Der norwegische Autor Edvard Hoem schreibt zu Beginn seiner Einleitung an seine Leser, wie er beschloss, genug über das Leben seiner Ahnen geschrieben zu haben. In den vergangenen Jahren stellte er uns seine Urahnin vor, die eigenständig ihren Lebensunterhalt als Hebamme verdient hatte.
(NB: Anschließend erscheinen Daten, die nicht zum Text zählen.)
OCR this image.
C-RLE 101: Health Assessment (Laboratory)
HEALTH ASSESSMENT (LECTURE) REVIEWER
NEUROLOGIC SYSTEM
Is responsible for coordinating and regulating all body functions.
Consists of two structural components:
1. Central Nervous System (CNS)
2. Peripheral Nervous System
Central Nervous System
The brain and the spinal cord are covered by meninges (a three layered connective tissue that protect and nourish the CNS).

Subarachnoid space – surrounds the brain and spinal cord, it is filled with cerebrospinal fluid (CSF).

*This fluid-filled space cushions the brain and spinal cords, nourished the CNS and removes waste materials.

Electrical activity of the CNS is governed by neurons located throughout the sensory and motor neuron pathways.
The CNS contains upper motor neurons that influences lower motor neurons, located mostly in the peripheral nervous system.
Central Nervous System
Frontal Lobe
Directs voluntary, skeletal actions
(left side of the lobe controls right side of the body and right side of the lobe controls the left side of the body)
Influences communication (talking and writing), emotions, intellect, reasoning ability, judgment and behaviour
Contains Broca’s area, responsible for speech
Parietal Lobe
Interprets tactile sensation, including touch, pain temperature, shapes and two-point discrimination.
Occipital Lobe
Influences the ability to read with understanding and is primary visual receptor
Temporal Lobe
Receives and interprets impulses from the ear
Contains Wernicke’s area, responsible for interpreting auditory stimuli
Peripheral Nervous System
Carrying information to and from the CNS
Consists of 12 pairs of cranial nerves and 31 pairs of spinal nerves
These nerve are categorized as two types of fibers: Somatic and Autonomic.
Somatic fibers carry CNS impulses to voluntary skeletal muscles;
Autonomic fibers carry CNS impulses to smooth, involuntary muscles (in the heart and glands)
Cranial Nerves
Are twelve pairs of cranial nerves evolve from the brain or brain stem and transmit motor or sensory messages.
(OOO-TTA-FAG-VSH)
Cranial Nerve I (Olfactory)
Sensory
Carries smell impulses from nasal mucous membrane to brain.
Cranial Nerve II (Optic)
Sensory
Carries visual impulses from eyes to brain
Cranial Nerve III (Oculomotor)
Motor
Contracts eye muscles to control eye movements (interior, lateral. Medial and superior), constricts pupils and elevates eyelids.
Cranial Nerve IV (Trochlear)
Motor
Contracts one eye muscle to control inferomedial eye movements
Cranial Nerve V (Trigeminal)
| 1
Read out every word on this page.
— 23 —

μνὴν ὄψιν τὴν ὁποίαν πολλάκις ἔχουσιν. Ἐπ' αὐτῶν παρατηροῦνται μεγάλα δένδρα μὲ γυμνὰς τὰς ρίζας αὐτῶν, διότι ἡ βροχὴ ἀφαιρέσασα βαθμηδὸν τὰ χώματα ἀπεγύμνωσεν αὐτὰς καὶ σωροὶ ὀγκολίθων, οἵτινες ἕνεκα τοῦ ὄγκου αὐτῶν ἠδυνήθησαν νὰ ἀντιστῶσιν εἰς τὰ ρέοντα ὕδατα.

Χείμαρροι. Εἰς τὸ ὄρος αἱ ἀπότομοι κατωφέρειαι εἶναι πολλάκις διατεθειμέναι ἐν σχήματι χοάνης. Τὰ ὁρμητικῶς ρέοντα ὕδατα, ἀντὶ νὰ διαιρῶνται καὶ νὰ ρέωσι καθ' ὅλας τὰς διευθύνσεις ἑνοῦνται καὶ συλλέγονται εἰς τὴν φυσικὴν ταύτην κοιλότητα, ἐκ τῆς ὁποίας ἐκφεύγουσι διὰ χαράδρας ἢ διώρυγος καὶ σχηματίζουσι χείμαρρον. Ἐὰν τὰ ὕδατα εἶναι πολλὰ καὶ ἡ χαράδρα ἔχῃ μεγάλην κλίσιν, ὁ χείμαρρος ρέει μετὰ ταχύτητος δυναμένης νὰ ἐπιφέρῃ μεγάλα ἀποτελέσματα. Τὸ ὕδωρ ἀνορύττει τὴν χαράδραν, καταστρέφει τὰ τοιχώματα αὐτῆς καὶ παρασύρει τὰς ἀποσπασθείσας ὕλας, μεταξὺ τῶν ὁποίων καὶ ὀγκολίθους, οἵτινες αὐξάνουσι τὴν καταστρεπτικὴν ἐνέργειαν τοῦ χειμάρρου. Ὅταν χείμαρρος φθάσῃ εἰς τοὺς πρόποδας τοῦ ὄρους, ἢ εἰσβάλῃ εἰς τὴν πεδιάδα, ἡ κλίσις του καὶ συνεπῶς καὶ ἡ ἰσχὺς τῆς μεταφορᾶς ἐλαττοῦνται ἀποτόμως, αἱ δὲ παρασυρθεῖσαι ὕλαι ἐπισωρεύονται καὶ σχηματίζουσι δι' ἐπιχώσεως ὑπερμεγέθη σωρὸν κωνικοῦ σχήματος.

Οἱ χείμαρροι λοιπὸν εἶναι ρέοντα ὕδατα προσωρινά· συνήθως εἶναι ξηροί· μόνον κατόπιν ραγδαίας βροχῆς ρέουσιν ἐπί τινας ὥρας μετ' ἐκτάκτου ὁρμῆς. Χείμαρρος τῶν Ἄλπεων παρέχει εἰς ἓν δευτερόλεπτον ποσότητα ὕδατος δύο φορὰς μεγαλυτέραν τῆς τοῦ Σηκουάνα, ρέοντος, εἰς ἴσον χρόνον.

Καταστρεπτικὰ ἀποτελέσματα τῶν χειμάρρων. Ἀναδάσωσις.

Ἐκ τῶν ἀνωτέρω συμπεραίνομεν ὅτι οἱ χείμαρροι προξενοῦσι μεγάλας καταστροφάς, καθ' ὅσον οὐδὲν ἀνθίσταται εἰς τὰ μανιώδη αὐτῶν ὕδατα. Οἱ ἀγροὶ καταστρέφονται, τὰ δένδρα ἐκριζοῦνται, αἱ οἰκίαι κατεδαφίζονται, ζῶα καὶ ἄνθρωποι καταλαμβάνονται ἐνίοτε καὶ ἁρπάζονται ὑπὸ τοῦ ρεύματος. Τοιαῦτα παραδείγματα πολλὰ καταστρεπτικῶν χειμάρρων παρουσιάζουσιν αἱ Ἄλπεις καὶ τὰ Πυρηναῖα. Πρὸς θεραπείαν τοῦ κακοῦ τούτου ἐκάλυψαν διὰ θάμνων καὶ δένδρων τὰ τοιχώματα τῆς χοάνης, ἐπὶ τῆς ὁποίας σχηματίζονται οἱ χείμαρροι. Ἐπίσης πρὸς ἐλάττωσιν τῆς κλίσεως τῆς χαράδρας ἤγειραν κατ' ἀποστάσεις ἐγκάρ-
Ein weiterer Vorfahr wurde während seiner fünfjährigen Gefangenschaft bei den Engländern Geigenbauer, ein anderer liebte das Heumachen.

Völlig unerwartet übernahm die Erinnerung an Julie Elisabeth Hoem, die jüngste Tochter des Geigenbauers, die Regie über ein neues Buchprojekt. Es begann eine schwierige und nahezu unmögliche Recherche, denn über Julie fanden sich nur sehr wenige Spuren. Sie tauchte zum Beispiel 1865 in einer Volkszählung auf oder in zwei Inseraten, in denen sie 1894 ihre Dienste als erfahrene Haushaltshilfe anbot. Sie starb im Februar 1911 in dem Bergener Altenheim „Alders Hvile“ (Frieden des Alters). Zwei Jahre benötigte Edvard Hoem für seine historische Liebeserklärung an Julie Elisabeth Hoem, die nicht wie ihre viel zu früh verstorbene Mutter im kalten Fjordwasser Klippfisch waschen wollte, um ihre Familie satt zu bekommen.